This year’s LFF showcases the latest gem by Spain’s most exciting filmmaker, albeit one virtually unknown in the UK, the writer-director Carlos Vermut. His third feature, Quién te cantará, is a dark fairytale of cross-hatched identities and genres, in which cult pop star Lila Cassen (Najwa Nimri, also a singer) suffers amnesia after attempting suicide, and is now unable to re-create her sequined star persona for her imminent comeback after ten years in silence.
Director Carlos Vermut
Violeta Eva Llorach
Lila Najwa Nimri
Blanca Carme Elias
Marta Natalia de Molina
Step forward Violeta (Vermut regular Eva Llorach), Lila’s most fervent fan, a struggling single mother who works in a bar in order to support her bullying, volatile 23-year-old daughter Marta (Natalia de Molina), and whose grey existence only has meaning when she’s brilliantly impersonating Lila Cassen in karaoke sessions. Lila’s manager/guardian angel Blanca (Carme Elías) happens on Violeta at the end of her tether, a step away from fulfilling Lila’s own death wish – or was it Violeta’s in the first place? For Violeta becomes Blanca’s last resort, assigned to teach Lila how to remember to be herself.
Vermut, a former cartoonist and avowed fan of karaoke and Japanese culture, has been refining his filmic universe of battered but resilient women ever since he quite literally burst onto the Spanish film scene in 2011 with the mind-blowing genre-shattering melodrama Diamond Flash, which grafted comic-book elements onto its unsettling, oblique tale of mothers, daughters and abuse (in which Llorach also played a single mother called Violeta).
In Magical Girl (2014), the ultimate sacrifice made by a woman (a breathtaking Bárbara Lennie) allows a 12-year-old girl with terminal leukaemia to achieve her final wish and dress up as the Magical Girl in her beloved anime comics. Notable again for its fully rounded female characters, the film took the best picture and best director awards at San Sebastián and received the blessing of none other than Pedro Almodóvar, who included it on his season of favourite Spanish films at BFI Southbank.

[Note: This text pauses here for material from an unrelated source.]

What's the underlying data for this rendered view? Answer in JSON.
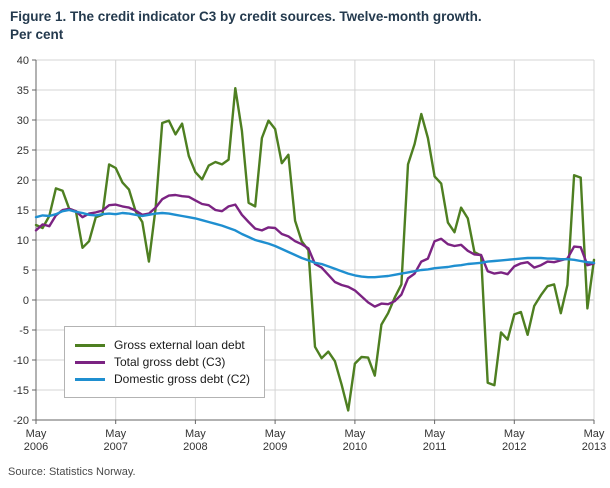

A hall of mirrors comprised of mothers and daughters and folding identities, the universe of Quién te cantará is not so far removed from Almodóvar’s darkest offerings, High Heels (1991) and The Skin I Live In (2011), whose regular composer, Alberto Iglesias, here produces a beautifully minimalist soundtrack that looks to the far East. But Vermut is also nodding to Bergman’s Persona (1966) and Fassbinder’s The Bitter Tears of Petra von Kant (1971), albeit with Lynchian transitions and corridors – at one point Lila is told by Violeta to phone herself.
For me, though, Quién te cantará most clearly belongs to a lineage of films made in Spain at the turn of the millennium, such as Alejandro Amenábar’s Open Your Eyes (1997) and Julio Médem’s Vacas (1992) and Sex and Lucía (2001, all with Nimri), all of which take Spanish dramaturge Calderón’s dictum ‘life is a dream’ as their raison d’être – even if in Vermut’s films dreams staunchly affix to the mundane. We may start in Lila’s isolated crystal fortress overlooking the vast blankness of the sea, shot with an elegant, painterly quality by Eduard Grau (A Single Man, 2009, Buried 2010); but when Lila’s reminded she’s a ‘raw-food vegan’ who only eats ‘crudités’, her response is that she’d rather have a fried egg.
Played by the sensuously husky, mesmerising Nimri in a delightfully self-referential way, Lila is forever fragmented through a myriad of reflections, including the T-shirt bearing the image of her face that Violeta sleeps in. Effectively constructed as an alien, from her impossible hair and mask-like expression to her big blank eyes, Lila is really an empty vessel who, like Violeta, only comes alive when inhabiting somebody else’s persona, as revealed in a final act of maternal love of vampiric proportions.
For ultimately this story is Violeta’s, making the film a touching homage to fandom and motherhood. Who we become in Quién te cantará is inevitably a prism of those we consume and are consumed by; a regurgitation of all those who cross our paths. For identity is neither created nor destroyed; instead, like the origami shapes that Blanca makes and Violeta (the only biological mother of the four women) reshapes, it merely transforms, and in its transformation, it’s born anew.